Thawra - The Protesters

Project Statement

On 17 October 2019, civil activists started protesting against new proposed taxes in and around downtown Beirut, blocking important streets and demanding basic services and accountability from the government, which had been marred by corruption for years. The protests (thawra) were initially triggered by the instatement of a tax on the free application WhatsApp that most Lebanese from all walks of life and economic backgrounds use as the prime means of communication. However they quickly expanded into a country-wide condemnation of a stagnant economy, unemployment, widespread corruption, sectarian rule, and numerous failures of the government to provide basic services such as electricity, water and sanitation. The movement was a cross- sectarian grassroots movement that has not been directed by any political party, and it quickly expanded to different cities and towns across Lebanon.

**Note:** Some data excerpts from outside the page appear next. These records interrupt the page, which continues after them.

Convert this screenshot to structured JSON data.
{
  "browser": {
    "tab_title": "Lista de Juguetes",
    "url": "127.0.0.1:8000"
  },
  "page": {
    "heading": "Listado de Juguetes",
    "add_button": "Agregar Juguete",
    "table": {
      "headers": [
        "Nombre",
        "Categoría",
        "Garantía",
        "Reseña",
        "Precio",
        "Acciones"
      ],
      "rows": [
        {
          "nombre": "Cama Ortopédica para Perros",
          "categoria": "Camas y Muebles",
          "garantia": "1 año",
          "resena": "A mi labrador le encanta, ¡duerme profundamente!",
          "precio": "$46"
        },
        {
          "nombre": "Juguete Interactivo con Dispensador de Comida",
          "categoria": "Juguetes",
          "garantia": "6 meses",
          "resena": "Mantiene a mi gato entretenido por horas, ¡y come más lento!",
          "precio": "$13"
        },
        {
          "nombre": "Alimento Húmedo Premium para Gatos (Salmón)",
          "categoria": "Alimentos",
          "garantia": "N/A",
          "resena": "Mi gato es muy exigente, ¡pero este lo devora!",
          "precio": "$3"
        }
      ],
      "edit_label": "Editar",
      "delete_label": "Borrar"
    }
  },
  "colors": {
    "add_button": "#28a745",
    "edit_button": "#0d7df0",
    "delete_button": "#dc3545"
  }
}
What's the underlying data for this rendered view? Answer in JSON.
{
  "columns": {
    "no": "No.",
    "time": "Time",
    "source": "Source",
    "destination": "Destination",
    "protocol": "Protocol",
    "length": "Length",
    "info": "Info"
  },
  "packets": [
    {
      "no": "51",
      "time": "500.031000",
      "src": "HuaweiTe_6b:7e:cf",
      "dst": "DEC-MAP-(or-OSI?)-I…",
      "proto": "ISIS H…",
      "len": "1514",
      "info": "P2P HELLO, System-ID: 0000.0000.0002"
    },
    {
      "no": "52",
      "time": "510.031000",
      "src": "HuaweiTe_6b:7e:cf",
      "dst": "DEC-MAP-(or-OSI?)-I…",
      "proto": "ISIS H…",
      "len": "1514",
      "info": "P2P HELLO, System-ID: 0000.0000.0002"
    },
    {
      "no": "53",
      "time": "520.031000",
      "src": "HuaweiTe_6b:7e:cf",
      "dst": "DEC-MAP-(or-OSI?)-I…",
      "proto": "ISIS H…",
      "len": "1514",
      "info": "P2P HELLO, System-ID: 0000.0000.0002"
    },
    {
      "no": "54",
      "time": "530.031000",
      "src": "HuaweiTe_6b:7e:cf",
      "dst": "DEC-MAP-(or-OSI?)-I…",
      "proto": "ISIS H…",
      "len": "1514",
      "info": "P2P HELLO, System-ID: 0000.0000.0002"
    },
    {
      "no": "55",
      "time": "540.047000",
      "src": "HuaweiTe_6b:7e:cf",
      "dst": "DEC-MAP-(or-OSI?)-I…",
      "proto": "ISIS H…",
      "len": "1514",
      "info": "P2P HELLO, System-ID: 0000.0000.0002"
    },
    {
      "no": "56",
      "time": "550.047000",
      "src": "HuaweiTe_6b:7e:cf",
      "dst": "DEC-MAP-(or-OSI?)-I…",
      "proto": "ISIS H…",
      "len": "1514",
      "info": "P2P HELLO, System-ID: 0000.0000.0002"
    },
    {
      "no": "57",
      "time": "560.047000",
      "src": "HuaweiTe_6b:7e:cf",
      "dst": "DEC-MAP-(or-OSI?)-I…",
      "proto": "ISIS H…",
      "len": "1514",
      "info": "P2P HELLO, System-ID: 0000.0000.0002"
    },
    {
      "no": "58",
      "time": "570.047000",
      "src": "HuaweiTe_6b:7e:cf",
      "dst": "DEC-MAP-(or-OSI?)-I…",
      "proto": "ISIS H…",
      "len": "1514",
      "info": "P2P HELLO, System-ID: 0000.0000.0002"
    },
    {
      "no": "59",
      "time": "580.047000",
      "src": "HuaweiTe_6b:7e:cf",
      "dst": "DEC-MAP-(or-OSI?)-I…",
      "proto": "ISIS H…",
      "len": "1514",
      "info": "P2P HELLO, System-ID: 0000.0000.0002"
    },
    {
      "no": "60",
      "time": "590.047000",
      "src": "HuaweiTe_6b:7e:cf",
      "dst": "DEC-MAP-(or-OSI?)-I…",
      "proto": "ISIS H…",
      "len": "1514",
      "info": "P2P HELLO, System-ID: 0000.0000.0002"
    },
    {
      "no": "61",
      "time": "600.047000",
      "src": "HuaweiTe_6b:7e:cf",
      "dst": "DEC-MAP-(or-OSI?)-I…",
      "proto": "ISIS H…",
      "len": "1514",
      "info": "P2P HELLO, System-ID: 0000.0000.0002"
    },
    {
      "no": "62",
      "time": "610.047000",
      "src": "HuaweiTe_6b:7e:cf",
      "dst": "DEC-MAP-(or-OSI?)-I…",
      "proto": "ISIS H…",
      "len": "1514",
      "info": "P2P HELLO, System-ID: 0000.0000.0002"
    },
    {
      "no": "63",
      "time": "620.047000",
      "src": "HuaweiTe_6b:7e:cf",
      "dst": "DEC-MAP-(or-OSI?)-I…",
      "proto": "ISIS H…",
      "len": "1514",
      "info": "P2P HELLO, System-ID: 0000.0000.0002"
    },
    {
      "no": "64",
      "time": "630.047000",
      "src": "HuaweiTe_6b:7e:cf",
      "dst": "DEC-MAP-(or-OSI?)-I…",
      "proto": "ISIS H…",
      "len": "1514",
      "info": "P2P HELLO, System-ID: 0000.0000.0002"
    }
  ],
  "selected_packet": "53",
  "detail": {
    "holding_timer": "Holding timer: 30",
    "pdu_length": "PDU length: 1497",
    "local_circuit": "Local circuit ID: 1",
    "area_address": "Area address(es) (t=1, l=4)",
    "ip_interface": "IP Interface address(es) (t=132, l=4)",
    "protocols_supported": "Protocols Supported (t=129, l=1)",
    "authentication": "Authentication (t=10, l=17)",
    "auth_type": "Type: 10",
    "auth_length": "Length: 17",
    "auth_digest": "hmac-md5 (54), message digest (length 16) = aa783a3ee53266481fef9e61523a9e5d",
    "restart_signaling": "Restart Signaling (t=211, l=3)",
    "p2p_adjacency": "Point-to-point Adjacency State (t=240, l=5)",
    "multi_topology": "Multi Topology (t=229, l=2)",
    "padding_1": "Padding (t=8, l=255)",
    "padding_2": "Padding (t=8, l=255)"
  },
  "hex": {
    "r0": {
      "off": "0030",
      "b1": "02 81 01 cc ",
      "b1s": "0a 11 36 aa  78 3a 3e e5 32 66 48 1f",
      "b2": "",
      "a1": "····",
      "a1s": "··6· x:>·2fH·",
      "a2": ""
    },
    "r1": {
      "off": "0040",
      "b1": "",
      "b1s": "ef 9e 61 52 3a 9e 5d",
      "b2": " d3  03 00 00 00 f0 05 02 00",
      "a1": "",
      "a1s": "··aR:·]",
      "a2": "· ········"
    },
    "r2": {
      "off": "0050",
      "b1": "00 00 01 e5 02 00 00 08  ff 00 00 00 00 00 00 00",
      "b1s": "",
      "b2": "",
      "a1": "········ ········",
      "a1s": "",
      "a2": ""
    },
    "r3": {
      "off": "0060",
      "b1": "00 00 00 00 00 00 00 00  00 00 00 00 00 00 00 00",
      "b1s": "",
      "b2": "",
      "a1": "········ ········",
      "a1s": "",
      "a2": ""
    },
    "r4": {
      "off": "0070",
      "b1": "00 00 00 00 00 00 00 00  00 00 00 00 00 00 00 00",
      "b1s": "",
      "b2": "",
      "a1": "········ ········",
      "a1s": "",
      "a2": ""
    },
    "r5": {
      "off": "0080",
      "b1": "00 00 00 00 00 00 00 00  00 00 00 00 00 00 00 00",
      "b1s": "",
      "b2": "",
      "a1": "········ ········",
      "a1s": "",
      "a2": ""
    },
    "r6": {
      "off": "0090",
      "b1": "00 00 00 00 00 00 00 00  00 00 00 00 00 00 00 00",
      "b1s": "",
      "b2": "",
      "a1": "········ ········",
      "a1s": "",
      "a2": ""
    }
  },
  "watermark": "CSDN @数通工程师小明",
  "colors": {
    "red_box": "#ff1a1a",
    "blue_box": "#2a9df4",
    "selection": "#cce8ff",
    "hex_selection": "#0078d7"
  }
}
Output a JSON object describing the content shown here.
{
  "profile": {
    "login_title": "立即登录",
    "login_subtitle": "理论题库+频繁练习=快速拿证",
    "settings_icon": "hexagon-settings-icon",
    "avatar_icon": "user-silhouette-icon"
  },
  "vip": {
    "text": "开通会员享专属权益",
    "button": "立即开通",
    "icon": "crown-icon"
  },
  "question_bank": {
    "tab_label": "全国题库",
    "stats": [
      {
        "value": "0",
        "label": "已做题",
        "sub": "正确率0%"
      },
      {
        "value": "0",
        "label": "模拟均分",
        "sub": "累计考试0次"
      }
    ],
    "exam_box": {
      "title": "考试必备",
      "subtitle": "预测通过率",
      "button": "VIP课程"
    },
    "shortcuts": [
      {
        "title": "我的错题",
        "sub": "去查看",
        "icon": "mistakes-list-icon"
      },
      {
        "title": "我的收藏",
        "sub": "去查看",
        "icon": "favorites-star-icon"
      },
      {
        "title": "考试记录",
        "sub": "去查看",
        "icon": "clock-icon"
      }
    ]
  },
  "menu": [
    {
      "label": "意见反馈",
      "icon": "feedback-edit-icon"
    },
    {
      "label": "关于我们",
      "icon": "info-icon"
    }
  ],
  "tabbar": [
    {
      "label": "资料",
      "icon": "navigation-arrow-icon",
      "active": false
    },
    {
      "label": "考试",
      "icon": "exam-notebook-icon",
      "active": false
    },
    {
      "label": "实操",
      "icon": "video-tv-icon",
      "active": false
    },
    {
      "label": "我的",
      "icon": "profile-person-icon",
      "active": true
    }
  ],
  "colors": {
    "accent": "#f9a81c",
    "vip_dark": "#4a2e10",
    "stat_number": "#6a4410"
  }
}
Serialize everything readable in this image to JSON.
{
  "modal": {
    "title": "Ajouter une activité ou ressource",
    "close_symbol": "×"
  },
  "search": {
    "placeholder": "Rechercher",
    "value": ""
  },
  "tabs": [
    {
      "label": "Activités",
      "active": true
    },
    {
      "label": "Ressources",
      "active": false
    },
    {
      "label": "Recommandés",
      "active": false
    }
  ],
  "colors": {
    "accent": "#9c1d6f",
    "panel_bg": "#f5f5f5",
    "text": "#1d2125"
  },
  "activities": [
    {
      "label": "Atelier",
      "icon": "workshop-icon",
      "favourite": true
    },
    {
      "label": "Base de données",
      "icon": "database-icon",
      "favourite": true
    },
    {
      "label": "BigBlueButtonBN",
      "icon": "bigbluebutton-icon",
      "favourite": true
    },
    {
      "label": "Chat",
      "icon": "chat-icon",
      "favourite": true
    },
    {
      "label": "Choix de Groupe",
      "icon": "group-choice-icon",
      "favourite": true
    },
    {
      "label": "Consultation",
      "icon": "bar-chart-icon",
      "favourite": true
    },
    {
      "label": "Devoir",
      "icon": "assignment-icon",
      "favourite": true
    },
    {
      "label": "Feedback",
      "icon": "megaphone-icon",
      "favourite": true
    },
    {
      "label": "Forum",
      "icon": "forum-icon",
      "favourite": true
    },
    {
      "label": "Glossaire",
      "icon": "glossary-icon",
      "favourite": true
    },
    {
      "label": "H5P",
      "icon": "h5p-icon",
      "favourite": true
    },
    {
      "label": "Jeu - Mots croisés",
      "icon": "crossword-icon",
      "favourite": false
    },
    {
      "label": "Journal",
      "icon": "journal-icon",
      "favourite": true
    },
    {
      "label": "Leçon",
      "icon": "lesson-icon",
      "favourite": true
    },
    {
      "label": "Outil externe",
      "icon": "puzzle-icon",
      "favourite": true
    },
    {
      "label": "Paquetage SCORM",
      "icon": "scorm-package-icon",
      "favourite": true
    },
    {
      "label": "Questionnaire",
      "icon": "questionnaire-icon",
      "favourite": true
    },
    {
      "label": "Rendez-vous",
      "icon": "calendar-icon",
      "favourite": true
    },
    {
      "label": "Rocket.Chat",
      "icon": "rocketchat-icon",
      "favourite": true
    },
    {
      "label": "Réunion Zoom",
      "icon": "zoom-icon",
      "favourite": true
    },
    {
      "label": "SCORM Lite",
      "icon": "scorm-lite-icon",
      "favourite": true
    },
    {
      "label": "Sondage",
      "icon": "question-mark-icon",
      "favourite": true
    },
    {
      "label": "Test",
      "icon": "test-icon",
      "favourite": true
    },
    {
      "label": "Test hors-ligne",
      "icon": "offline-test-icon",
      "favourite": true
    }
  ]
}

The protests were peaceful and led by a passionate young generation and women.  Art flourished across cities in form of graffiti, wall art, and sculpture.  The movement was young, pure, inspiring, and beautiful.

I was in Lebanon in November 2019, just a couple of weeks after the initial eruption of the protests.  I was in awe of what I saw: a peaceful movement led by a younger generation from all different religious, social, and economic backgrounds, and by women.  From a “Joelle” to a “Zahraa”, a “Kevin” to a “Mohammad”, the country was unified, and it was beautiful and inspiring to witness.

Many in my generation had emigrated for better opportunities when possible – those young people were staying and not giving up on Lebanon. They were fighting to save the country and make it a better place.  They were demanding it all and nothing less than a new political system free of corruption and sectarianism.

I started making portraits of the women and the young generation that so inspired me: the faces of the revolution.

The protests came to a halt with the onset of the Coronavirus and the country being put on lockdown.  Things will eventually change but will take time.  A movement was started.